Thanks again for your help.

Regards,

Pete

Ilie__Daniel · ‎10-02-2009

Quoting - tim18

With /arch:ia32, single precision expressions are promoted to double, giving more accuracy. With optimization, the promotion may even persist across assignments. SSE code doesn't do that, except where you specify it explicitly, e.g. dble(A)*B+C. The old option /Op does some of this even with SSE, but it's slow. It's possible that changing critical code sections to declared double precision may be in order.
There are a few cases where specifying a more accurate order of expression evaluation may do away with a requirement for extra precision:
A*(B-C) rather than A*B - A*C (Fortran permits a compiler to do this automatically, but don't count on it)
(a+b)*(a-b) rather than a**2 - b**2
(A-B) + (C-D) (with assume:protect_parens) rather than A-B+C-D, if all variables have the same sign
Polynomial evaluation by Horner's rule, with a few minor enhancements:
X + X*X*(A2 + X*A3) (polynomial, A1==1, A0==0)
For a sum of several terms, promotion to double precision often is the best way.

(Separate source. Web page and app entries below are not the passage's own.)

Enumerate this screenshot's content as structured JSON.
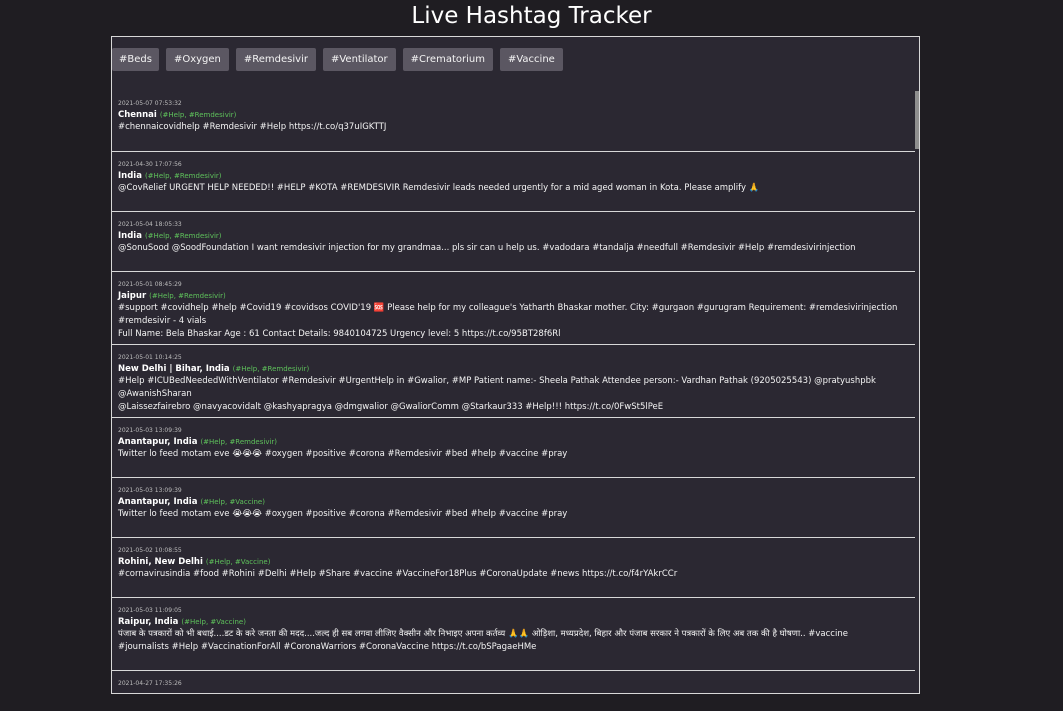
{
  "title": "Live Hashtag Tracker",
  "tabs": [
    "#Beds",
    "#Oxygen",
    "#Remdesivir",
    "#Ventilator",
    "#Crematorium",
    "#Vaccine"
  ],
  "posts": [
    {
      "time": "2021-05-07 07:53:32",
      "location": "Chennai",
      "tags": "(#Help, #Remdesivir)",
      "text": "#chennaicovidhelp #Remdesivir #Help https://t.co/q37uIGKTTJ"
    },
    {
      "time": "2021-04-30 17:07:56",
      "location": "India",
      "tags": "(#Help, #Remdesivir)",
      "text": "@CovRelief URGENT HELP NEEDED!! #HELP #KOTA #REMDESIVIR Remdesivir leads needed urgently for a mid aged woman in Kota. Please amplify 🙏"
    },
    {
      "time": "2021-05-04 18:05:33",
      "location": "India",
      "tags": "(#Help, #Remdesivir)",
      "text": "@SonuSood @SoodFoundation I want remdesivir injection for my grandmaa... pls sir can u help us. #vadodara #tandalja #needfull #Remdesivir #Help #remdesivirinjection"
    },
    {
      "time": "2021-05-01 08:45:29",
      "location": "Jaipur",
      "tags": "(#Help, #Remdesivir)",
      "text": "#support #covidhelp #help #Covid19 #covidsos COVID'19 🆘 Please help for my colleague's Yatharth Bhaskar mother. City: #gurgaon #gurugram Requirement: #remdesivirinjection #remdesivir - 4 vials\nFull Name: Bela Bhaskar Age : 61 Contact Details: 9840104725 Urgency level: 5 https://t.co/95BT28f6Rl"
    },
    {
      "time": "2021-05-01 10:14:25",
      "location": "New Delhi | Bihar, India",
      "tags": "(#Help, #Remdesivir)",
      "text": "#Help #ICUBedNeededWithVentilator #Remdesivir #UrgentHelp in #Gwalior, #MP Patient name:- Sheela Pathak Attendee person:- Vardhan Pathak (9205025543) @pratyushpbk @AwanishSharan\n@Laissezfairebro @navyacovidalt @kashyapragya @dmgwalior @GwaliorComm @Starkaur333 #Help!!! https://t.co/0FwSt5lPeE"
    },
    {
      "time": "2021-05-03 13:09:39",
      "location": "Anantapur, India",
      "tags": "(#Help, #Remdesivir)",
      "text": "Twitter lo feed motam eve 😭😭😭 #oxygen #positive #corona #Remdesivir #bed #help #vaccine #pray"
    },
    {
      "time": "2021-05-03 13:09:39",
      "location": "Anantapur, India",
      "tags": "(#Help, #Vaccine)",
      "text": "Twitter lo feed motam eve 😭😭😭 #oxygen #positive #corona #Remdesivir #bed #help #vaccine #pray"
    },
    {
      "time": "2021-05-02 10:08:55",
      "location": "Rohini, New Delhi",
      "tags": "(#Help, #Vaccine)",
      "text": "#cornavirusindia #food #Rohini #Delhi #Help #Share #vaccine #VaccineFor18Plus #CoronaUpdate #news https://t.co/f4rYAkrCCr"
    },
    {
      "time": "2021-05-03 11:09:05",
      "location": "Raipur, India",
      "tags": "(#Help, #Vaccine)",
      "text": "पंजाब के पत्रकारों को भी बधाई....डट के करे जनता की मदद....जल्द ही सब लगवा लीजिए वैक्सीन और निभाइए अपना कर्तव्य 🙏🙏 ओड़िशा, मध्यप्रदेश, बिहार और पंजाब सरकार ने पत्रकारों के लिए अब तक की है घोषणा.. #vaccine\n#journalists #Help #VaccinationForAll #CoronaWarriors #CoronaVaccine https://t.co/bSPagaeHMe"
    },
    {
      "time": "2021-04-27 17:35:26",
      "location": "",
      "tags": "",
      "text": ""
    }
  ],
  "colors": {
    "background": "#1f1d22",
    "panel": "#2b2832",
    "tab": "#5b5762",
    "tag_green": "#5ec15b"
  }
}
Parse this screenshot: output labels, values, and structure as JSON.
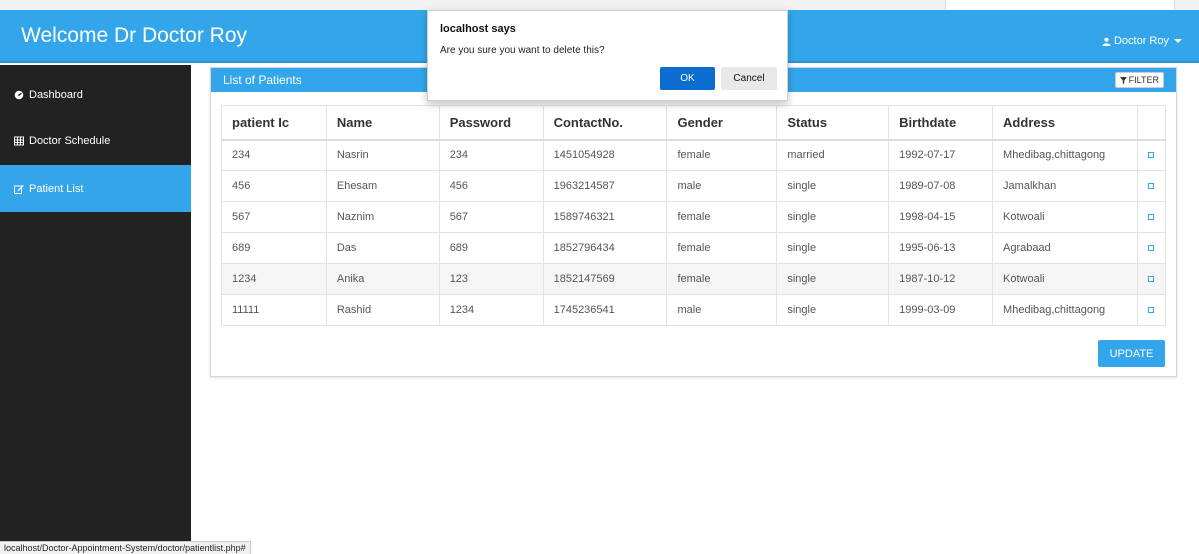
{
  "navbar": {
    "brand": "Welcome Dr Doctor Roy",
    "user_name": "Doctor Roy",
    "user_icon": "user-icon",
    "color": "#33a6eb"
  },
  "sidebar": {
    "items": [
      {
        "label": "Dashboard",
        "icon": "dashboard-icon",
        "active": false
      },
      {
        "label": "Doctor Schedule",
        "icon": "table-icon",
        "active": false
      },
      {
        "label": "Patient List",
        "icon": "edit-icon",
        "active": true
      }
    ]
  },
  "panel": {
    "title": "List of Patients",
    "filter_label": "FILTER",
    "filter_icon": "filter-icon",
    "update_label": "UPDATE"
  },
  "table": {
    "columns": [
      "patient Ic",
      "Name",
      "Password",
      "ContactNo.",
      "Gender",
      "Status",
      "Birthdate",
      "Address"
    ],
    "rows": [
      [
        "234",
        "Nasrin",
        "234",
        "1451054928",
        "female",
        "married",
        "1992-07-17",
        "Mhedibag,chittagong"
      ],
      [
        "456",
        "Ehesam",
        "456",
        "1963214587",
        "male",
        "single",
        "1989-07-08",
        "Jamalkhan"
      ],
      [
        "567",
        "Naznim",
        "567",
        "1589746321",
        "female",
        "single",
        "1998-04-15",
        "Kotwoali"
      ],
      [
        "689",
        "Das",
        "689",
        "1852796434",
        "female",
        "single",
        "1995-06-13",
        "Agrabaad"
      ],
      [
        "1234",
        "Anika",
        "123",
        "1852147569",
        "female",
        "single",
        "1987-10-12",
        "Kotwoali"
      ],
      [
        "11111",
        "Rashid",
        "1234",
        "1745236541",
        "male",
        "single",
        "1999-03-09",
        "Mhedibag,chittagong"
      ]
    ]
  },
  "dialog": {
    "title": "localhost says",
    "message": "Are you sure you want to delete this?",
    "ok_label": "OK",
    "cancel_label": "Cancel"
  },
  "status_url": "localhost/Doctor-Appointment-System/doctor/patientlist.php#"
}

Does this mean that if I redeclare all my real(4) variables as real(8), I could take advantage of the SSE2 instructions without the loss of precision?
Does /arch:ia32 promote expresions to double precision, even if they are, let's say, a simple sum of two integer(4) variables?
Does it make sense then, to redeclare all integer(4) to integer(8)?

Kind regards,
Daniel.

Steven_L_Intel1 · ‎10-02-2009

First of all, there's no effect on integer operations.

/arch:ia32 will cause some single-precision intermediate operations to be done in double precision, which can, as you find, give inconsistent results. Using SSE instructions minimizes those surprises, but you lose the "extra" precision you had with x87 instructions. If your program needs more precision than what you declared, then sure, use double precision instead.

TimP · ‎10-02-2009

Quoting - Steve Lionel (Intel)

First of all, there's no effect on integer operations.

64-bit integers could lose performance in a 32-bit build, without, as Steve said, any direct connection with the other issues you have raised. The only reason I have seen for use of 64-bit integers to go along with promotion of source code from single to double precision is in the case where COMMON alignments demand the same size integers and floats.